The painting “the Mocking of Christ” will be auctioned in Senlis on Oct. 27 and is expected to fetch $4.4 million to $6.5 million, according to the Eric Turquin Expertise, a firm specializing in Old Master paintings and known for many discoveries.
“The finding of this work is a major discovery for the history of western art,” said the firm in a press release mailed to The Epoch Times.
The painting is owned by an elderly woman in the French town of Compiègne. She was unaware of its actual value and it was hanging on a wall between her kitchen and sitting room, directly over a hotplate for cooking food, said a spokesperson of the firm.
The owner of the painting took it to local auctioneers and till then she thought it was an old religious icon.
The painting is a part of the large diptych painted in 1280 by Cimabue and is one of the eight scenes depicting Christ’s passion and crucifixion, according to the statement. Only three, including this discovery, are known to exist in the world.
“Traces of the original framing, the small round dots made with the same sort of stamp, the style, the gold ornamentation, the corresponding of the backs of each of the panels and their similar condition confirm that these panels made up the left side of the same diptych,” said the statement.
The firm specializing in old master paintings said that the painting is in excellent condition despite the heavy dirt deposited on it and the images also showed an underlying drawing.
Turquin said the painting is very rare because Cimabue is a major Italian painter and pre-Renaissance artist but only a small body of his work is known to exist today.
“Only ten pictures are known today by Cimabue (excluding the Assisi frescoes) all of them are in churches in Italy or in major museums,” Turquin told The Epoch Times.

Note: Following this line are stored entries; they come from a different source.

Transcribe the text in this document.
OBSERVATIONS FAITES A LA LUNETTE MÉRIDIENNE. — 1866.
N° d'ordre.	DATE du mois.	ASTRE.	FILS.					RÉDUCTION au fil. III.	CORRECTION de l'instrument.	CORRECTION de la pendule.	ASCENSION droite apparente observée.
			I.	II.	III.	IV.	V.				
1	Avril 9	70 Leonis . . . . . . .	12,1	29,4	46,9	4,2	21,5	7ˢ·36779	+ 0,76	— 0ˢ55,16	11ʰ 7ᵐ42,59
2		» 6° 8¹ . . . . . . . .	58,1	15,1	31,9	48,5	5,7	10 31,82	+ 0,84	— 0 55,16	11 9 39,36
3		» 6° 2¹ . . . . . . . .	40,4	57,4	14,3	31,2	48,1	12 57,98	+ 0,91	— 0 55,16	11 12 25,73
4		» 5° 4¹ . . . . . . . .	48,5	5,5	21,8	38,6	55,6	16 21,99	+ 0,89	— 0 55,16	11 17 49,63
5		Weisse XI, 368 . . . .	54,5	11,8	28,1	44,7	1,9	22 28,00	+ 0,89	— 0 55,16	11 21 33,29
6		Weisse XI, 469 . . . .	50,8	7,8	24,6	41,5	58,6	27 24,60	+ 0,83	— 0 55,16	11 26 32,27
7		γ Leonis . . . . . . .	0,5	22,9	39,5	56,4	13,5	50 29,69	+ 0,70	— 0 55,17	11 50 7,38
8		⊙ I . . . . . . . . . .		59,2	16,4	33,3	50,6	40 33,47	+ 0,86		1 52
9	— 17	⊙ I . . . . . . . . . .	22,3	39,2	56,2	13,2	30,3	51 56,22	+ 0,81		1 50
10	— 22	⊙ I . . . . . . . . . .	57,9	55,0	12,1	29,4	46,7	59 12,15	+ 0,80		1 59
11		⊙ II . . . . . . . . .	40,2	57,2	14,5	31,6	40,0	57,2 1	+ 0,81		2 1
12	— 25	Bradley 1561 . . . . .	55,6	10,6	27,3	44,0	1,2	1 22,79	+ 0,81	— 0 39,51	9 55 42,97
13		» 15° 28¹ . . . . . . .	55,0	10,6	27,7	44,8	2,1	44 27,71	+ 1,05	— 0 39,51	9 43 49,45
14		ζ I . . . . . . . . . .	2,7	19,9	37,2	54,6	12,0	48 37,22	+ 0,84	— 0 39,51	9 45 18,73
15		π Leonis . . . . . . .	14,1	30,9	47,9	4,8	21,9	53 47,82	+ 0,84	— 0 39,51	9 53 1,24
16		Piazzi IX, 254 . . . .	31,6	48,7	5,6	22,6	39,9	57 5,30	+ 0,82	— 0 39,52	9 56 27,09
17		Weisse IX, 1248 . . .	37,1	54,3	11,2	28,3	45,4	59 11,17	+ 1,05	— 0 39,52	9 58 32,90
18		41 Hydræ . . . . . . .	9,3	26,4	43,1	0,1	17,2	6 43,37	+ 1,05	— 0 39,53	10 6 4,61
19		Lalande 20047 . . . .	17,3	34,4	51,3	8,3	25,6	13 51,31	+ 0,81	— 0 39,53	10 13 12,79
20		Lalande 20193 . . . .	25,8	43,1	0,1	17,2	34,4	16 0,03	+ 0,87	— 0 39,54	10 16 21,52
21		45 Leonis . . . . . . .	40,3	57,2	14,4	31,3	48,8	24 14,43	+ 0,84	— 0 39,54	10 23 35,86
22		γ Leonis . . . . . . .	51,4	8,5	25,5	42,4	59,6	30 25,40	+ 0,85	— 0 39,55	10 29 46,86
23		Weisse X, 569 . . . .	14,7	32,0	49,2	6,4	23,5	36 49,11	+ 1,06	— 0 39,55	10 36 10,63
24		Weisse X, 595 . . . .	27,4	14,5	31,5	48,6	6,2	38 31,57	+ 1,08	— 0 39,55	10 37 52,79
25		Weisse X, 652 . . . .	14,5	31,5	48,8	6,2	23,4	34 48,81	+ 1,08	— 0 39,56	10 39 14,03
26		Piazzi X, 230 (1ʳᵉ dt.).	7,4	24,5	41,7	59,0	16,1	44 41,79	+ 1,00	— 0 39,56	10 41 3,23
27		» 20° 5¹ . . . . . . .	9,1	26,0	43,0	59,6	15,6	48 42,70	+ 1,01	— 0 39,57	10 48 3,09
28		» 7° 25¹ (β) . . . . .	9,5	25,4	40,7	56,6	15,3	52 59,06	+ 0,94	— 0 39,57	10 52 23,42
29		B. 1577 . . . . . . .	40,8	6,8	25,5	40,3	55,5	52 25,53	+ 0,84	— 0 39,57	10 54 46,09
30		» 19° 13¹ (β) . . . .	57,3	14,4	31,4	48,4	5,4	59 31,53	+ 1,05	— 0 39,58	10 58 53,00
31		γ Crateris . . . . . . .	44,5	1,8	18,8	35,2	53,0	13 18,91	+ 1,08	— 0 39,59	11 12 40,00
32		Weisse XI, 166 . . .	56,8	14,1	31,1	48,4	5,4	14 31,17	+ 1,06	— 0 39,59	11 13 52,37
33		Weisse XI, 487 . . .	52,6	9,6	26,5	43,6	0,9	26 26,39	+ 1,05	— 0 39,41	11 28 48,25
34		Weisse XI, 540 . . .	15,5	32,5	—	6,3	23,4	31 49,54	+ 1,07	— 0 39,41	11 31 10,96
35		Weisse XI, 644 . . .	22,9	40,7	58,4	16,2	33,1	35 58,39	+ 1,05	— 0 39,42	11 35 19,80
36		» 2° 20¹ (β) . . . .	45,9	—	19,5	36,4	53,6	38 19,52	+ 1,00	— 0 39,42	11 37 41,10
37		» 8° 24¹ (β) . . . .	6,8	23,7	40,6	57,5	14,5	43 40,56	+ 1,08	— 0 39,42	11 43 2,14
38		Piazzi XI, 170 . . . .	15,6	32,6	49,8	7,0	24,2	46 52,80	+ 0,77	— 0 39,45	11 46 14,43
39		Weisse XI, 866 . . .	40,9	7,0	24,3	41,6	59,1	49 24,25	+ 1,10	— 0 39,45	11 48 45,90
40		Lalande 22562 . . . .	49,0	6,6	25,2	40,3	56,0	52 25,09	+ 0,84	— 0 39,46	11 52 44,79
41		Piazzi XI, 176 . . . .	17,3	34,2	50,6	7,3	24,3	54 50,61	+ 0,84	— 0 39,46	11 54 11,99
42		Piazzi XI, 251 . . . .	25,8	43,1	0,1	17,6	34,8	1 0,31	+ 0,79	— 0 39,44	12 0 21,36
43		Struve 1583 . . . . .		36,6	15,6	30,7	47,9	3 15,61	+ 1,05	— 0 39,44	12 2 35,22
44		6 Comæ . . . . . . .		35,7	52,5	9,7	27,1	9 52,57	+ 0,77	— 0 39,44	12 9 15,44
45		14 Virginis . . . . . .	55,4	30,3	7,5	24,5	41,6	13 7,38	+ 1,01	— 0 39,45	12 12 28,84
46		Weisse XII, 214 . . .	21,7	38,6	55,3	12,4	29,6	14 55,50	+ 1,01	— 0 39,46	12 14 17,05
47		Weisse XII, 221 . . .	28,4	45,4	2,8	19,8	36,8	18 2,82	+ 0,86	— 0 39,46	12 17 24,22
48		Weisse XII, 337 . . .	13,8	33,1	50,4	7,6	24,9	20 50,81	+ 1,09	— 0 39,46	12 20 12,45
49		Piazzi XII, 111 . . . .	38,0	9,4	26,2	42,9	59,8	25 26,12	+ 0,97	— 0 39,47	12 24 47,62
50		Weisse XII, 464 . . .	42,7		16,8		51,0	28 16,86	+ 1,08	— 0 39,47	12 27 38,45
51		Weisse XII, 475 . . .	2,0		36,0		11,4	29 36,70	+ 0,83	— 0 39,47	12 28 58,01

According to the National Gallery, London Cimabue was first recorded in Rome in 1272 and is referred to as “Florentine painter.”
“Historians are in agreement in recognizing a dozen of works on panel as being unequivocally by his hand although none of them are signed,” said the statement.
Most of Cimabue’s work was done for churches in Pisa, Florence, Bologne, Arezzo.
“Devotional panels, of which our panel is one, were small in scale and easy to transport and were intended for private contemplation by religious congregations or individuals in their chapels or private oratories,” said the statement.
The National Gallery, London said on its website that Cimabue’s works depict an important “moment in the history of art when Italian painters, while still influenced by Byzantine painting, were exploring the naturalistic depiction of forms and three-dimensional space.”
Turquin said Cimabue has historial importance.
“Known in Tuscany from 1272 until 1302 he is the creator of European painting, starting from the oriental tradition of Greek icons where he introduced humanity. He was the master of Giotto. Very much influenced by the predication of Francesco of Assisi (Saint Francis), he has transformed the hieratic Byzantine message into a humanist, sensitive expression.
“This is what gives its beauty to our little panel: the opposition between the agitation and nervousness of the crowd from where surges the very noble figure of Christ with the sadness in his look and the marvelous expression of abandonment in his falling arms,” he said.
Turquin explained that the auction on Oct. 27 is a major event because Cimabue has never been on the open market.